Binaural decoding of ambisonic spatial audio relies on Head Related Transfer Functions (or their time-domain equivalents - HRIRs) which are unique to each individual. However, our studies showed that some datasets perform better on average than other datasets, in the case when an individualized set is not available.
We tested a large number of available HRTF datasets in a mobile VR application and using a variety of different sound samples. A panel of 53 experienced listeners (20 of whom were expert assessors) compared the overall subjective audio quality of the interactive binaural renders. We found that SADIE KU100 set performed best for majority of the participants:
When creating content for YouTube 360/VR it is recommended that you monitor your ambisonic audio using the provided symmetric ambisonic binaural decoder and/or preview the final mix either directly on YouTube or in the Jump Inspector to control the timbre (coloration) and loudness of your mix (please see below).
HRTFs add specific coloration to the decoded binaural output signal. However, this coloration is dependent on the HRTF set used (due to individual nature of HRTFs). For example, here is an example HRTF frequency response of the THRIVE set and a similar response of the SADIE KU100 set:
If you already have produced an ambisonic soundtrack using our THRIVE HRTF set for monitoring, you can simply correct the frequency response of your ambiX tracks to match the frequency response of the new SADIE KU100 HRTF set. This can be done by applying the filters we share in the /ambisonic correction filters directory.

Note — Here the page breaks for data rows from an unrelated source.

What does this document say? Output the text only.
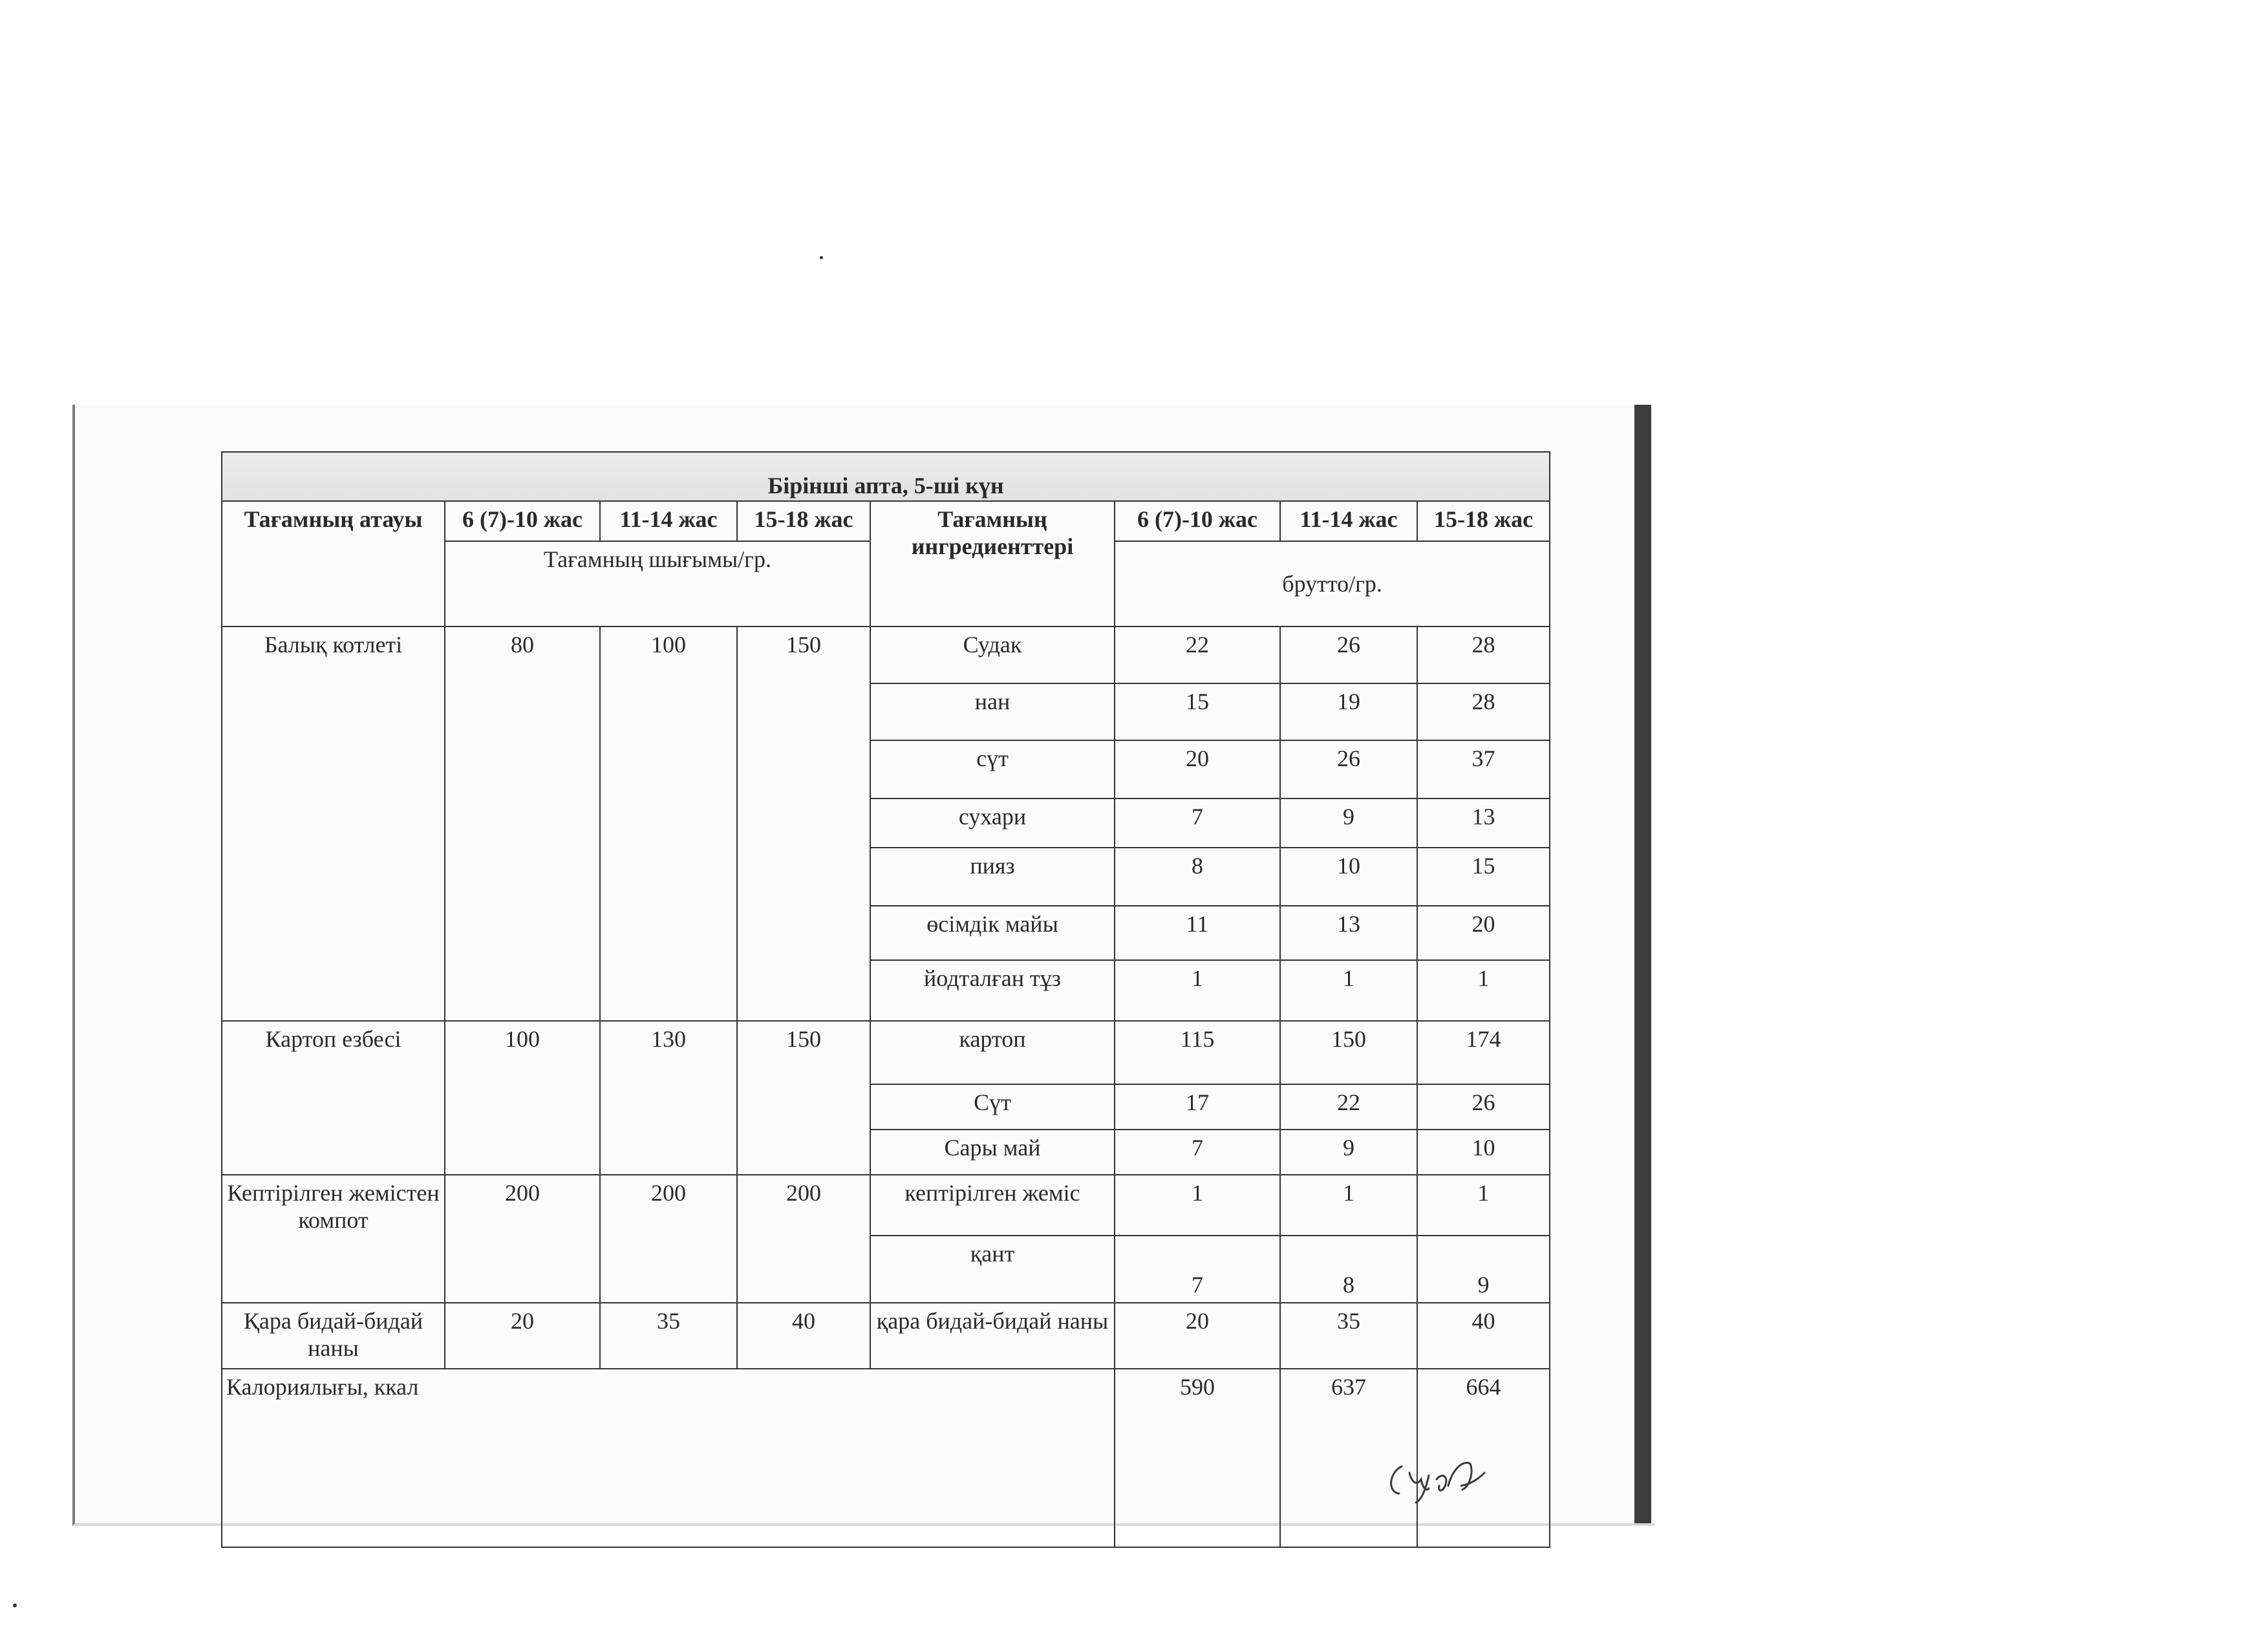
Бірінші апта, 5-ші күн							
Тағамның атауы	6 (7)-10 жас	11-14 жас	15-18 жас	Тағамның ингредиенттері	6 (7)-10 жас	11-14 жас	15-18 жас
	Тағамның шығымы/гр.				брутто/гр.		
Балық котлеті	80	100	150	Судак	22	26	28
				нан	15	19	28
				сүт	20	26	37
				сухари	7	9	13
				пияз	8	10	15
				өсімдік майы	11	13	20
				йодталған тұз	1	1	1
Картоп езбесі	100	130	150	картоп	115	150	174
				Сүт	17	22	26
				Сары май	7	9	10
Кептірілген жемістен компот	200	200	200	кептірілген жеміс	1	1	1
				қант	7	8	9
Қара бидай-бидай наны	20	35	40	қара бидай-бидай наны	20	35	40
Калориялығы, ккал					590	637	664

Due to HRTF processing, the output amplitude of your Ambisonic track may differ depending which HRTF set you use. That is why it is important to monitor the binaural output when working on an ambisonic soundtrack using the binaural decoder which is going to be used to render your ambisonic content. Our binaural decoder's loudness should be the same as the loudness of a standard M-S stereo decoder.
For example, the table below shows expected loudness (according to the EBU R128 standard) and absolute amplitude peak values when a 0.5 normalized pink noise bursts signal is played at 8 different spatial locations around the listener.
Decoder | Loudness [dB LUFS] | Absolute Peak Amplitude |
---|---|---|
M-S Stereo | -10.59 | 0.5000 |
THRIVE | -10.99 | 0.9478 |
SADIE KU100 | -11.20 | 0.9642 |
Please note, although the loudness is matched between different decoders and the stereo decoder, the binaural output may result in the peak amplitude exceeding 0dB FS.
Some third party tools like BlueRippleSound O3A View, Noisemakers AmbiHead and SoundParticles (coming soon) implement their own binaural preview tools using the HRTFs from this repository which match those used by YouTube 360/VR.